REVISTA VEJA
Black is beautiful, fase 2
A eleição de Barack Obama para a Presidência dos Estados Unidos pode ser entendida, entre outras coisas, como a fase 2 do "black is beautiful", o movimento de orgulho negro com origem no programa libertário dos anos 1960. A essa luz, é uma revolução no gosto o que a presença de um negro na Casa Branca prenuncia. Claro que, se foi preciso surgir um movimento enfatizando que "negro é bonito", é porque negro era feio. Além de um ser inferior, conforme as doutrinas racistas, era também um erro, sob o ponto de vista estético. Não se veria filme de Hollywood estrelado por uma diva negra, nem anúncio em que o produto fosse recomendado por um galã negro. A fase 1 do "black is beautiful" insurgia-se contra esse estado de coisas. Na fase 2 a estratégia é outra e outros são os objetivos, mas a possibilidade de abalar a hegemonia da estética branca é maior.
Este é um assunto com o qual o Brasil, como país de maior população negra fora da África, tem muito a ver. Como tantas outras coisas, o Brasil abraçou desde sempre os códigos do gosto formulados nas matrizes americanas e européias. O resultado eram perversidades cujo efeito, à falta de uma expressão concreta, dá apenas para imaginar. Suponha-se uma menina negra que se encantasse com a mocinha da novela, ou o menino negro que admirasse a coragem do mocinho do filme. Entre eles e seus heróis havia, a rebaixá-los, e fazer com que se sentissem exilados do mundo do glamour, a diferença de cor. O desterro cultural dos negros vinha de longe. Em A Escrava Isaura, clássico da literatura brasileira de 1875 tido como um libelo contra a escravidão, a heroína-título é branca. Tudo bem o autor, Bernardo Guimarães, insurgir-se contra a escravidão; já se apresentasse a escrava como negra teria rompido a fronteira do bom gosto.

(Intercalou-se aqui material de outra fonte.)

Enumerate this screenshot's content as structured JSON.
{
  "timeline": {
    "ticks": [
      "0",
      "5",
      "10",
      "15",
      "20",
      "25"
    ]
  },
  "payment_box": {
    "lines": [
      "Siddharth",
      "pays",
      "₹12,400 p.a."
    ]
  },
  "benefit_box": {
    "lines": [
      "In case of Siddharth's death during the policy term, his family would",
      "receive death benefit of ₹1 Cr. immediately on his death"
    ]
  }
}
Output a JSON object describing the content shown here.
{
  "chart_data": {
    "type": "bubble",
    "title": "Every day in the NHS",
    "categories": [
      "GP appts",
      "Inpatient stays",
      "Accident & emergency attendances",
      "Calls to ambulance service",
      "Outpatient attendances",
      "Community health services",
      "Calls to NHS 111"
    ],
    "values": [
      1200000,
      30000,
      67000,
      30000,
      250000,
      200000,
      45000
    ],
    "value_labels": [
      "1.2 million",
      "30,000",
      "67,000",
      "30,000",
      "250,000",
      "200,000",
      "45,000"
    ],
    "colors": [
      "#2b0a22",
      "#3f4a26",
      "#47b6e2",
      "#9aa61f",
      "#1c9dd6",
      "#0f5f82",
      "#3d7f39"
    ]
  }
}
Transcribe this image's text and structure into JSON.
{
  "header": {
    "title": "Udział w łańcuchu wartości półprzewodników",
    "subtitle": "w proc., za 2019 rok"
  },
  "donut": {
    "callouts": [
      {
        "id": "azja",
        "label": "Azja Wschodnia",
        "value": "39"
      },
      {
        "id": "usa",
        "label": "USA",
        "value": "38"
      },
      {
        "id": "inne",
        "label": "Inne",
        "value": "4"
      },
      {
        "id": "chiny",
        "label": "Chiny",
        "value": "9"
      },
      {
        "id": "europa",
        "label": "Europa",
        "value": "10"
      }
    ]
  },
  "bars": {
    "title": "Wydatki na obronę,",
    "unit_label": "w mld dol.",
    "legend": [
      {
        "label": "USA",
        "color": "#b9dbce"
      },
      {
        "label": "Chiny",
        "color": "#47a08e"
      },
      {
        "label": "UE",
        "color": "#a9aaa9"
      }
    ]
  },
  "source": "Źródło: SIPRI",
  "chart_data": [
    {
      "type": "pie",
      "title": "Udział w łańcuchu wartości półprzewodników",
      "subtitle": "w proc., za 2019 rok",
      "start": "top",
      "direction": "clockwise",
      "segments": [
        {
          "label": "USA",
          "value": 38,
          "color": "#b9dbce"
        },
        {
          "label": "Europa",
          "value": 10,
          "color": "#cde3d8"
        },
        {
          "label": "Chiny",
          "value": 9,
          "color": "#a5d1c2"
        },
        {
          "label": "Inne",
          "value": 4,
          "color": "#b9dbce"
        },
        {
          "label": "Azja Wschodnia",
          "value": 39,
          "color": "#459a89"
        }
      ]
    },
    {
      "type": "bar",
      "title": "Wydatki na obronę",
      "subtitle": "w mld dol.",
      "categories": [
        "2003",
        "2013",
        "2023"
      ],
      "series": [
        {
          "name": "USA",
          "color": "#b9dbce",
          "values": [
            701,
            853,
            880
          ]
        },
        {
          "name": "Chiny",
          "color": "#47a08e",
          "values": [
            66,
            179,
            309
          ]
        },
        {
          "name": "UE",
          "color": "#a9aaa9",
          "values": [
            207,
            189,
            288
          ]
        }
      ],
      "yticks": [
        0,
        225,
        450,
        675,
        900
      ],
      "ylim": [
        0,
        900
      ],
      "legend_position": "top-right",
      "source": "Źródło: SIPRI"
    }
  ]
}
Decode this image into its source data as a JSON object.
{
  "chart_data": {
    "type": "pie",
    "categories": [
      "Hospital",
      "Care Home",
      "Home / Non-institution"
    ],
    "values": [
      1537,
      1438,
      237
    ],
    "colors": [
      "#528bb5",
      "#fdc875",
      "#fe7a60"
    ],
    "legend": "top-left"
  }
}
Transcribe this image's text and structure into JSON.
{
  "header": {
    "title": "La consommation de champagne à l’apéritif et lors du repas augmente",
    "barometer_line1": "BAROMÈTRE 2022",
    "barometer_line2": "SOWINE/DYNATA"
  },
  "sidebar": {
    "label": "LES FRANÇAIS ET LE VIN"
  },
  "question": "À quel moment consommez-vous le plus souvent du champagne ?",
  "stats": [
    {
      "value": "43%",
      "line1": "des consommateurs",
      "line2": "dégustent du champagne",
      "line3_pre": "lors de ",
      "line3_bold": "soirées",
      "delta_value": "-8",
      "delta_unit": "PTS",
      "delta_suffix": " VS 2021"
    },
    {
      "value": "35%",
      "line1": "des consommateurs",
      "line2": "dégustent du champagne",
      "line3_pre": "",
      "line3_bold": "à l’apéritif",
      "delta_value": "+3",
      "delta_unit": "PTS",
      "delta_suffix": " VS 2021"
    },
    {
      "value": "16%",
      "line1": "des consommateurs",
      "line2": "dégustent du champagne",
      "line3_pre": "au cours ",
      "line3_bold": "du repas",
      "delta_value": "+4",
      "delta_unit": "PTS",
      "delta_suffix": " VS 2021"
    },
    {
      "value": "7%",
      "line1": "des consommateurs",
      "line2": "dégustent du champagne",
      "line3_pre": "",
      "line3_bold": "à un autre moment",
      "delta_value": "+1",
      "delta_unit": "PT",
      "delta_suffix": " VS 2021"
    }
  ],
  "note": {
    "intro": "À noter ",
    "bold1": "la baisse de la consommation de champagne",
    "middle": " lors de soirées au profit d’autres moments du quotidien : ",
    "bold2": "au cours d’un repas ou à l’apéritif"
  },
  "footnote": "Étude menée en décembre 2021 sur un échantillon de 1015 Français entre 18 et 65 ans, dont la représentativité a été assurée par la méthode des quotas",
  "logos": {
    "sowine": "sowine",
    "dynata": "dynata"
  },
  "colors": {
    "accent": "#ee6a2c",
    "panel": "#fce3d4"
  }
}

O "black is beautiful", em sua primeira encarnação, teve sucesso parcial. São resultados dele filmes de Hollywood com atores negros (embora raramente, talvez nunca, o casal romântico), modelos negras nas passarelas, apresentadores negros na TV americana. O Brasil foi atrás. Mas o movimento ancorava-se na afirmação negra pela diferença, não pela igualdade. Seu ponto de honra era a trancinha rastafári. Seu ideal de sociedade, uma utopia situada em algum ponto entre o socialismo e a fantasia regressista de uma África onde um dia todos foram bons e iguais. Por isso mesmo, o primeiro "black is beautiful" encontrou seu limite; sua opção fora pela marginalidade.
Esta fase 2, encarnada por Obama, tem como principal característica a renúncia à marginalidade. Obama chega sem trança rastafári e sem utopias. É no centro do sistema que vai operar. E é no centro do centro do centro, ou seja, a residência/escritório conhecida como Casa Branca, que o mundo verá alocada a função a ser protagonizada pelo casal negro Barack e Michelle Obama, pelas filhas negras Malia Ann e Natasha ("Sasha") e, eventualmente, por irmãos, pais, cunhados, primos e outros parentes negros do casal. Desde John Kennedy, não há família presidencial que chame mais atenção. O primeiro "black is beatiful" de certo modo coonestava a fórmula "iguais mas separados" em que se assentava a discriminação legal nos EUA. Os negros queriam se impor por modas, costumes e valores próprios. O "black is beautiful", fase 2, ataca pelo lado oposto. A família Obama apresenta-se como igual a todas as famílias americanas de classe média bem-sucedidas, só que negra.
A feição que a revolução do gosto assume com Obama é fruto de sua estratégia política. Decorre do fato de ele se ter recusado a concorrer como "candidato dos negros". Nem por isso tem menor potencial transformador, nos EUA como no Brasil e no resto do mundo. No Brasil, sempre atrasado, ainda faltam negros não só no centro do poder. Sua ausência é mais notória ainda nos melhores bairros (a não ser como empregados), nos melhores restaurantes, nos melhores shopping centers (nos dois casos, até mesmo como empregados), nas festas e recepções da classe média para cima, na própria classe média. Mas a menina negra brasileira a partir de agora verá no Jornal Nacional as pequenas Malia e Sasha e – milagre – não sentirá, a rebaixá-la, a diferença de cor. Não é pouca coisa.